So apparently there's some big hoo-ha on t'internet about Katie Price and her not using her own millions to pay for her disabled son to get to school.
Actually I do know how this started, because I have watched the odd bit of Celebrity Big Brother (sssh, don't tell anyone!) and have even been known to use the #CBB hashtag. I saw the clip on TV where Katie Hopkins told Katie Price she thought she should pay for her son's transport herself, because she could afford it. At the time, Katie Price reacted very well I thought, and didn't rise to the uneducated opinions of the other Katie. She made a good point (in not so many words), that her career is not a stable one, and whilst she may have made a lot of money to date, there's no guarantee that will carry on for ever. Just the same as it is for everyone.
I'm not usually one to jump on a social media bandwagon, but this issue does of course fall very close to my own heart.
For the past four years, I have been asking the question about where our younger girl might go to school when she reaches secondary school age (so that's at age 11 here in the UK). For all children, it's a huge culture change where the schools go from being small and welcoming, with small numbers of pupils and one main teacher per class, to large institutions with hundreds of children and several different teachers for a variety of subjects, taught in different classrooms. Phew, that makes me feel stressed even just writing that!
Luckily, I had no problem with the secondary school I attended; I'd go as far as to say that I quite liked it. I was never in one of the 'popular' or 'sporty' groups, but I guess I was lucky that I avoided any noticeable bullying and so I look back quite fondly on my school days. I so hope that our eldest girl will get on fine and feel the same way about her school. However, I already know that it would not be a good place for our girl with autism.
So we will be faced with the challenge of finding a smaller, more specialised school that is right for her (not as easy as it should be, they are few and far between). Once we have found one, we will no doubt have to battle with the Local Authority to prove that the state mainstream schools are not suitable, and that our choice is what the LA should provide/pay for. On top of that, we will then have the discussion about transport costs, and how we (family and LA) get our child to school, and who will pay for that transport. Listening to the experiences of other parents in our county, I'm fairly sure all this is likely to involve a lawyer on both sides to argue the case - and yes, don't even get me started on what a ridiculous way to spend a whole lot of money (on both sides) that will be.

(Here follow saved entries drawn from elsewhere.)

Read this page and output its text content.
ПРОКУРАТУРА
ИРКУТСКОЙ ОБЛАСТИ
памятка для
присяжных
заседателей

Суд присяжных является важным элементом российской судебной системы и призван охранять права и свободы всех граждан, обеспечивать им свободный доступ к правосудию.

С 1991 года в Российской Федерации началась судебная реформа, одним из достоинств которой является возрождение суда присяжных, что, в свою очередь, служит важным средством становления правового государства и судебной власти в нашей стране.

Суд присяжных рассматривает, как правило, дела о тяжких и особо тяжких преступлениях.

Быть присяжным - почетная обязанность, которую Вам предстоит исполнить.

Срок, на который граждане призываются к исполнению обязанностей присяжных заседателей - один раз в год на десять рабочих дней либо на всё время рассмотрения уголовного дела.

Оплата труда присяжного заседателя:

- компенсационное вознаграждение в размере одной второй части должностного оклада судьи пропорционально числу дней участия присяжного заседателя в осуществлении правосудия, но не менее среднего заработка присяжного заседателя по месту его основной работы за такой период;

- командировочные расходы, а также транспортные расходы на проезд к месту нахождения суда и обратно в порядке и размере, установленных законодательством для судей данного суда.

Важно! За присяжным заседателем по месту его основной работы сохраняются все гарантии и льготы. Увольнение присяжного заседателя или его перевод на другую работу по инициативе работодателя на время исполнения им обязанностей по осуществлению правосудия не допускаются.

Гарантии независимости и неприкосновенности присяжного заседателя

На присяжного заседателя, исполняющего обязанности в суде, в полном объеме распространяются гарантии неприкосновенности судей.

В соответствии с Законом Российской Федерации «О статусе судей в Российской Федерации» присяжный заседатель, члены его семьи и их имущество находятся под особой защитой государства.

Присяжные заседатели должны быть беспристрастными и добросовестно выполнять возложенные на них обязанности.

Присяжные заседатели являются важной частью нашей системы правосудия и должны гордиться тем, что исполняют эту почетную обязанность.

It is true that the cost of caring for disabled children is higher - they need more support, more individual care and attention, and are unlikely to be able to travel alone. As parents of disabled children, should we have to work twice as many hours to earn twice as much (or more) money than the next mum just to cover these extra needs? Even if we agreed we should, the fact that we would then have to pay all that money back for specialist childcare (if it was even available or easy to arrange) kind of puts paid to the whole idea.
So should you pay if you can afford it? Surely a better discussion would be around why LAs are not providing enough suitable local education provision for disabled children in the first place? Maybe if the lawyers were not called in so readily, that money could be channelled into providing more suitable local education and the need for expensive transport would be greatly reduced.
Our society doesn't currently means test with regards to disabled children. It also, allegedly, doesn't record all details about disabled children fully, or understand where the money is being spent, or provide suitable local provision for them. So where shall we start?
Our girl is just one little fish in a very large sea. She may swim in a different direction at times (OK, most of the time) but she is still entitled to all the help and support that every other child receives. It's a shame it always comes down to money.